Why edi and Expense Intelligence?
The decision was made not because of a single feature, but due to the combination of automation, policy logic, and analytics. The goal was not a simple capture tool, but a system that maps auditing, categorization, approval, and transfer to financial accounting seamlessly.
The project lasted ten weeks, involving the CFO, Finance Lead, Accounting, IT, and the HR function responsible for travel policies. The first step involved recording the current process, including exceptions by country and function. This was followed by digital policy rules, receipt recognition, automatic pre-accounting, approval workflows, and ERP integration. A reporting layer made it possible—for the first time—to see where violations, outliers, and unnecessary loops were occurring.
There were friction points: historical master data quality was inconsistent, international rules had to be harmonized, and not all managers immediately accepted the new approval discipline. Crucially, Finance led the transition as a management project rather than delegating it to IT.
Cost Profile After Implementation
Six months after go-live, the process had stabilized. Processing was largely digital, inquiries dropped significantly, and the "first-time-right" rate rose noticeably.
- Still 5,040 expense reports per year.
- Process costs per report after automation: EUR 9.20.
- Annual process costs: 5,040 x EUR 9.20 = EUR 46,368.
- Direct process savings: EUR 246,053 - EUR 46,368 = EUR 199,685 per year.
- Additionally, there were shorter lead times, fewer reconciliations in accounting, and better visibility into spending by team, country, and policy.
ROI over 12 Months
The company factored in disclosed project and license costs. Even then, the business case remained clearly positive:
- Previous costs p.a.: EUR 246,053
- New costs p.a.: EUR 46,368
- Direct savings p.a.: EUR 199,685
- One-time implementation/integration costs: EUR 24,000
- License and operating costs (Year 1): EUR 18,000
- Total solution costs (Year 1): EUR 42,000
- Net effect in the first year: EUR 157,685
- From Year 2 onwards, the savings are approximately EUR 182,000 p.a. (as only license and operating costs remain).
- Payback period: just under 3 months.
Lessons for CFOs
First, process costs in expense management are often underestimated in SMEs. Those who focus only on license costs miss the actual lever.
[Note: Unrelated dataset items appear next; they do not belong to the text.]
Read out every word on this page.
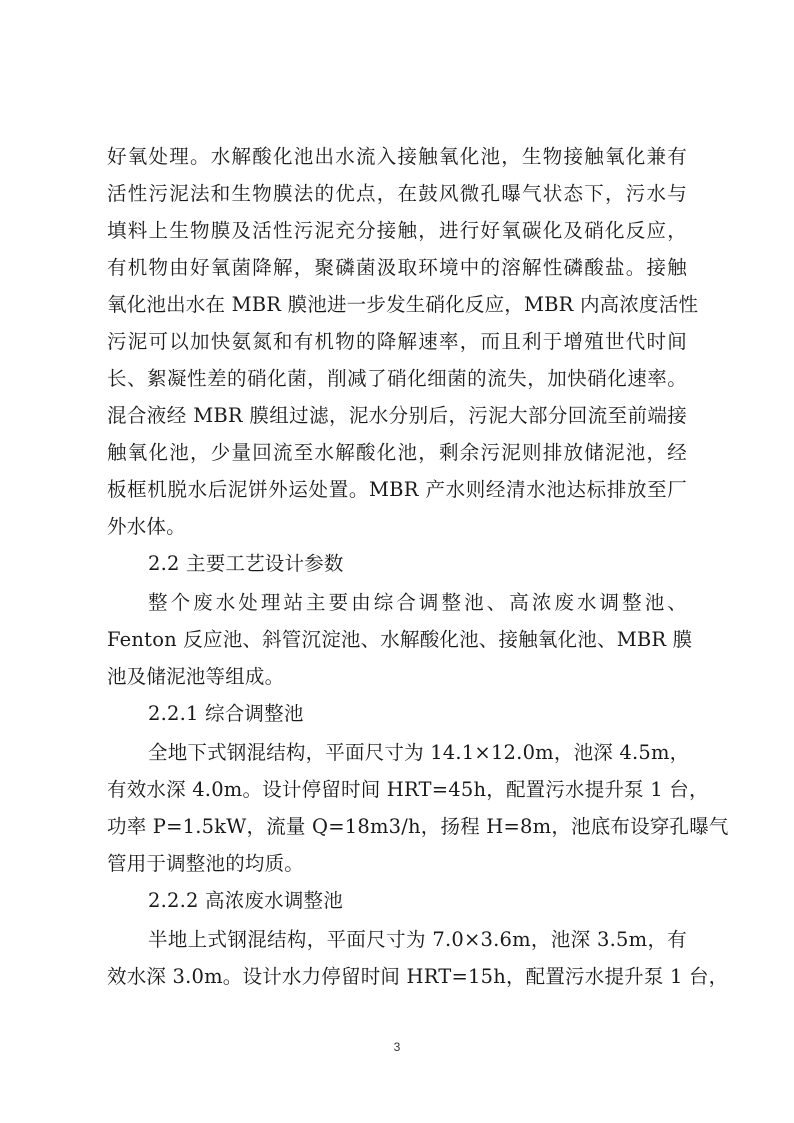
好氧处理。水解酸化池出水流入接触氧化池，生物接触氧化兼有
活性污泥法和生物膜法的优点，在鼓风微孔曝气状态下，污水与
填料上生物膜及活性污泥充分接触，进行好氧碳化及硝化反应，
有机物由好氧菌降解，聚磷菌汲取环境中的溶解性磷酸盐。接触
氧化池出水在 MBR 膜池进一步发生硝化反应，MBR 内高浓度活性
污泥可以加快氨氮和有机物的降解速率，而且利于增殖世代时间
长、絮凝性差的硝化菌，削减了硝化细菌的流失，加快硝化速率。
混合液经 MBR 膜组过滤，泥水分别后，污泥大部分回流至前端接
触氧化池，少量回流至水解酸化池，剩余污泥则排放储泥池，经
板框机脱水后泥饼外运处置。MBR 产水则经清水池达标排放至厂
外水体。
2.2 主要工艺设计参数
整个废水处理站主要由综合调整池、高浓废水调整池、
Fenton 反应池、斜管沉淀池、水解酸化池、接触氧化池、MBR 膜
池及储泥池等组成。
2.2.1 综合调整池
全地下式钢混结构，平面尺寸为 14.1×12.0m，池深 4.5m，
有效水深 4.0m。设计停留时间 HRT=45h，配置污水提升泵 1 台，
功率 P=1.5kW，流量 Q=18m3/h，扬程 H=8m，池底布设穿孔曝气
管用于调整池的均质。
2.2.2 高浓废水调整池
半地上式钢混结构，平面尺寸为 7.0×3.6m，池深 3.5m，有
效水深 3.0m。设计水力停留时间 HRT=15h，配置污水提升泵 1 台，
3
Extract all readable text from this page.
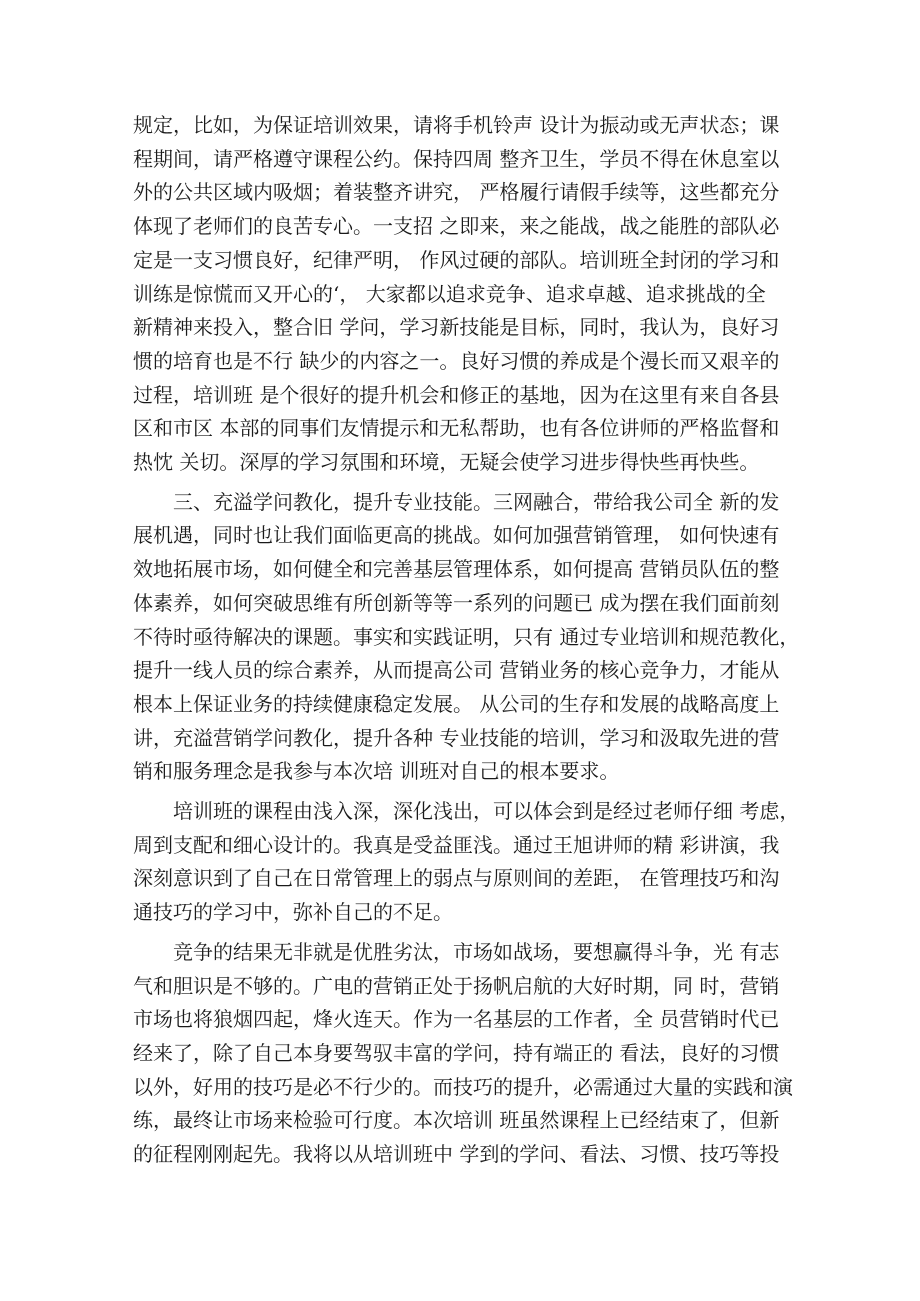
规定，比如，为保证培训效果，请将手机铃声 设计为振动或无声状态；课
程期间，请严格遵守课程公约。保持四周 整齐卫生，学员不得在休息室以
外的公共区域内吸烟；着装整齐讲究， 严格履行请假手续等，这些都充分
体现了老师们的良苦专心。一支招 之即来，来之能战，战之能胜的部队必
定是一支习惯良好，纪律严明， 作风过硬的部队。培训班全封闭的学习和
训练是惊慌而又开心的‘， 大家都以追求竞争、追求卓越、追求挑战的全
新精神来投入，整合旧 学问，学习新技能是目标，同时，我认为，良好习
惯的培育也是不行 缺少的内容之一。良好习惯的养成是个漫长而又艰辛的
过程，培训班 是个很好的提升机会和修正的基地，因为在这里有来自各县
区和市区 本部的同事们友情提示和无私帮助，也有各位讲师的严格监督和
热忱 关切。深厚的学习氛围和环境，无疑会使学习进步得快些再快些。

三、充溢学问教化，提升专业技能。三网融合，带给我公司全 新的发
展机遇，同时也让我们面临更高的挑战。如何加强营销管理， 如何快速有
效地拓展市场，如何健全和完善基层管理体系，如何提高 营销员队伍的整
体素养，如何突破思维有所创新等等一系列的问题已 成为摆在我们面前刻
不待时亟待解决的课题。事实和实践证明，只有 通过专业培训和规范教化，
提升一线人员的综合素养，从而提高公司 营销业务的核心竞争力，才能从
根本上保证业务的持续健康稳定发展。 从公司的生存和发展的战略高度上
讲，充溢营销学问教化，提升各种 专业技能的培训，学习和汲取先进的营
销和服务理念是我参与本次培 训班对自己的根本要求。

培训班的课程由浅入深，深化浅出，可以体会到是经过老师仔细 考虑，
周到支配和细心设计的。我真是受益匪浅。通过王旭讲师的精 彩讲演，我
深刻意识到了自己在日常管理上的弱点与原则间的差距， 在管理技巧和沟
通技巧的学习中，弥补自己的不足。

竞争的结果无非就是优胜劣汰，市场如战场，要想赢得斗争，光 有志
气和胆识是不够的。广电的营销正处于扬帆启航的大好时期，同 时，营销
市场也将狼烟四起，烽火连天。作为一名基层的工作者，全 员营销时代已
经来了，除了自己本身要驾驭丰富的学问，持有端正的 看法，良好的习惯
以外，好用的技巧是必不行少的。而技巧的提升，必需通过大量的实践和演
练，最终让市场来检验可行度。本次培训 班虽然课程上已经结束了，但新
的征程刚刚起先。我将以从培训班中 学到的学问、看法、习惯、技巧等投
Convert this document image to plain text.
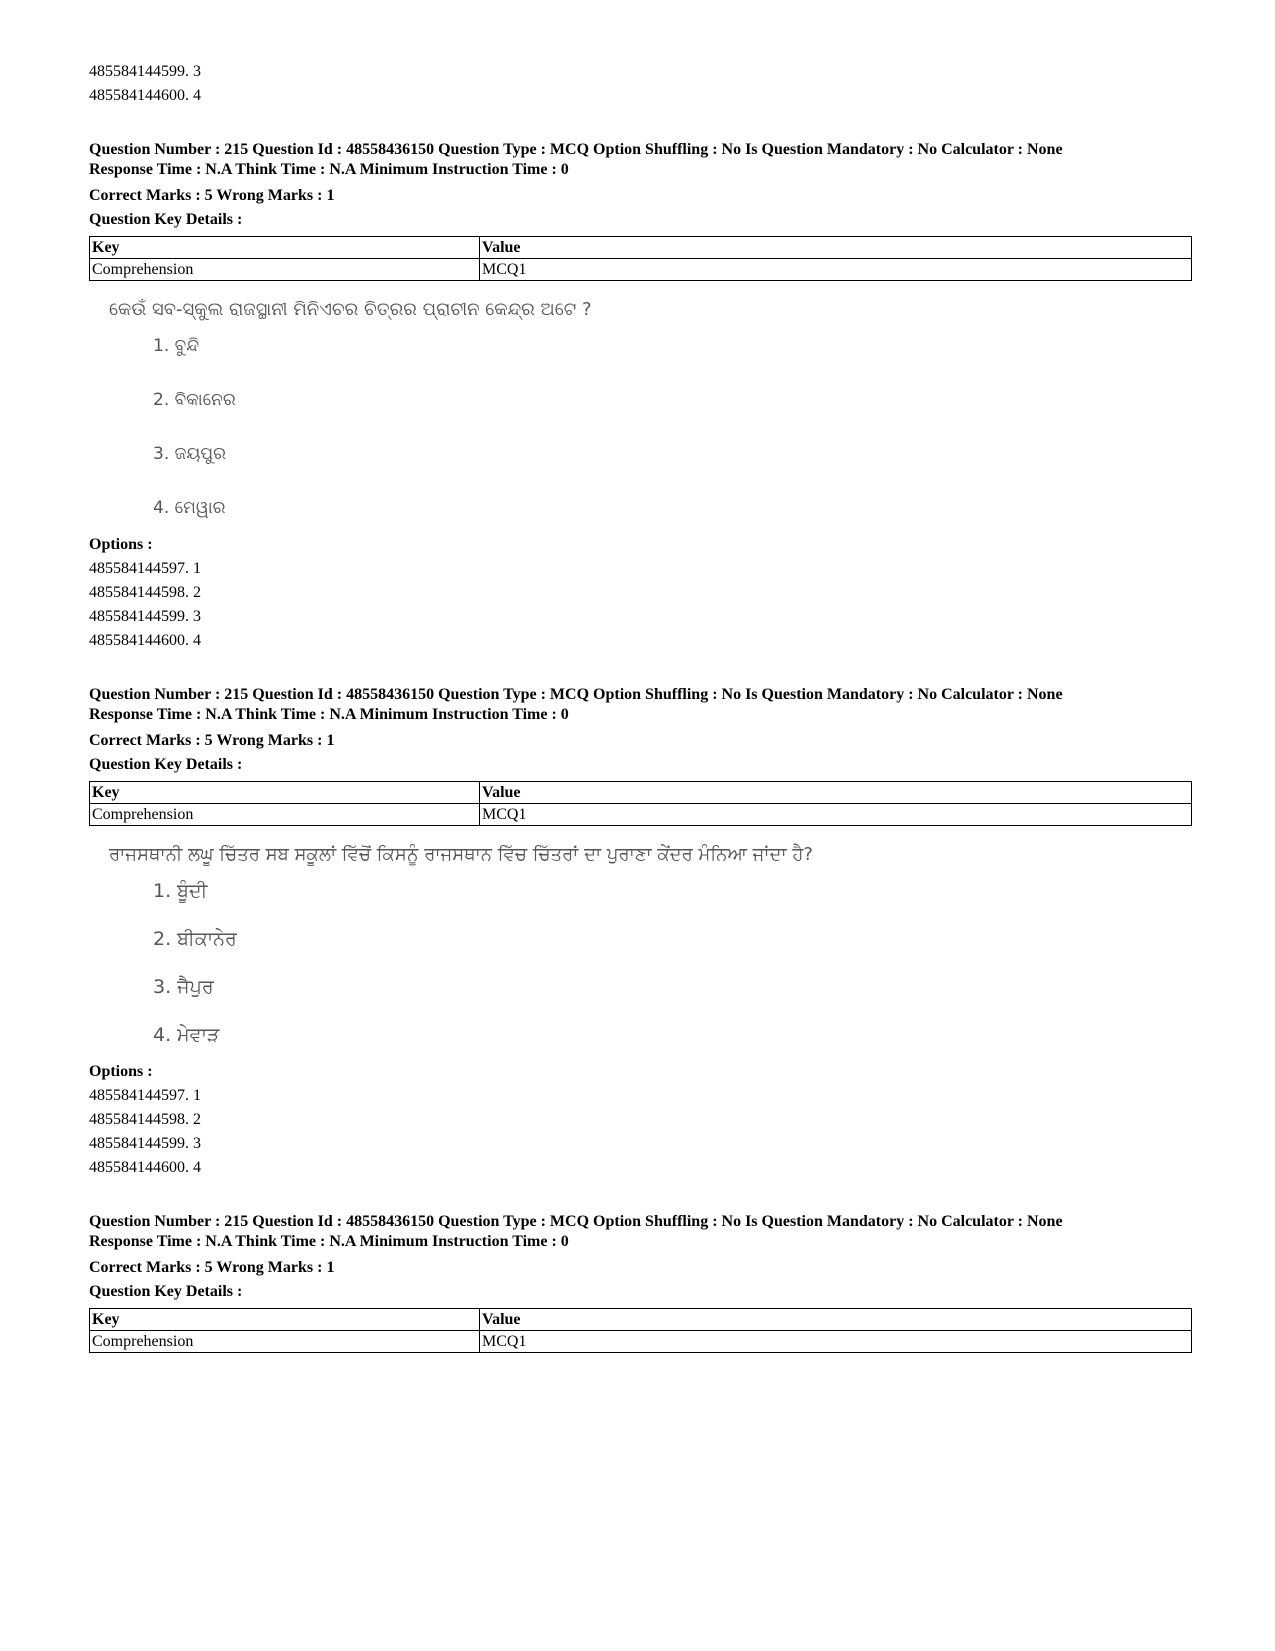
485584144599. 3
485584144600. 4
Question Number : 215 Question Id : 48558436150 Question Type : MCQ Option Shuffling : No Is Question Mandatory : No Calculator : None
Response Time : N.A Think Time : N.A Minimum Instruction Time : 0
Correct Marks : 5 Wrong Marks : 1
Question Key Details :
Key	Value
Comprehension	MCQ1
କେଉଁ ସବ-ସ୍କୁଲ ରାଜସ୍ଥାନୀ ମିନିଏଚର ଚିତ୍ରର ପ୍ରାଚୀନ କେନ୍ଦ୍ର ଅଟେ ?
1. ବୁନ୍ଦି
2. ବିକାନେର
3. ଜୟପୁର
4. ମେୱାର
Options :
485584144597. 1
485584144598. 2
485584144599. 3
485584144600. 4
Question Number : 215 Question Id : 48558436150 Question Type : MCQ Option Shuffling : No Is Question Mandatory : No Calculator : None
Response Time : N.A Think Time : N.A Minimum Instruction Time : 0
Correct Marks : 5 Wrong Marks : 1
Question Key Details :
Key	Value
Comprehension	MCQ1
ਰਾਜਸਥਾਨੀ ਲਘੂ ਚਿੱਤਰ ਸਬ ਸਕੂਲਾਂ ਵਿੱਚੋਂ ਕਿਸਨੂੰ ਰਾਜਸਥਾਨ ਵਿੱਚ ਚਿੱਤਰਾਂ ਦਾ ਪੁਰਾਣਾ ਕੇਂਦਰ ਮੰਨਿਆ ਜਾਂਦਾ ਹੈ?
1. ਬੂੰਦੀ
2. ਬੀਕਾਨੇਰ
3. ਜੈਪੁਰ
4. ਮੇਵਾੜ
Options :
485584144597. 1
485584144598. 2
485584144599. 3
485584144600. 4
Question Number : 215 Question Id : 48558436150 Question Type : MCQ Option Shuffling : No Is Question Mandatory : No Calculator : None
Response Time : N.A Think Time : N.A Minimum Instruction Time : 0
Correct Marks : 5 Wrong Marks : 1
Question Key Details :
Key	Value
Comprehension	MCQ1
What matters is the total cost per transaction.
Second, automation only works on the basis of clear standards. Inconsistent policies, weak master data, and local special rules make any digitalization more expensive.
Third, expense data is more than just an accounting byproduct. When analyzed correctly, it provides insights into cost behavior, compliance risks, and management potential in sales, service, and leadership.
Recommendations for 2026
In 2026, CFOs should start with three key metrics: cost per expense report, lead time to approval, and the rate of error-free initial processing. Based on these, it can be determined whether a process is standardizable and thus automatable.
It is crucial not to underestimate the implementation as a mere software project. Those who do not translate policies cleanly, fail to clarify exceptions, or do not involve the departments will simply shift existing problems into a new system. However, the case outlined here shows that with a clean implementation, annual savings of around EUR 180,000 are realistically achievable, even in a medium-sized environment.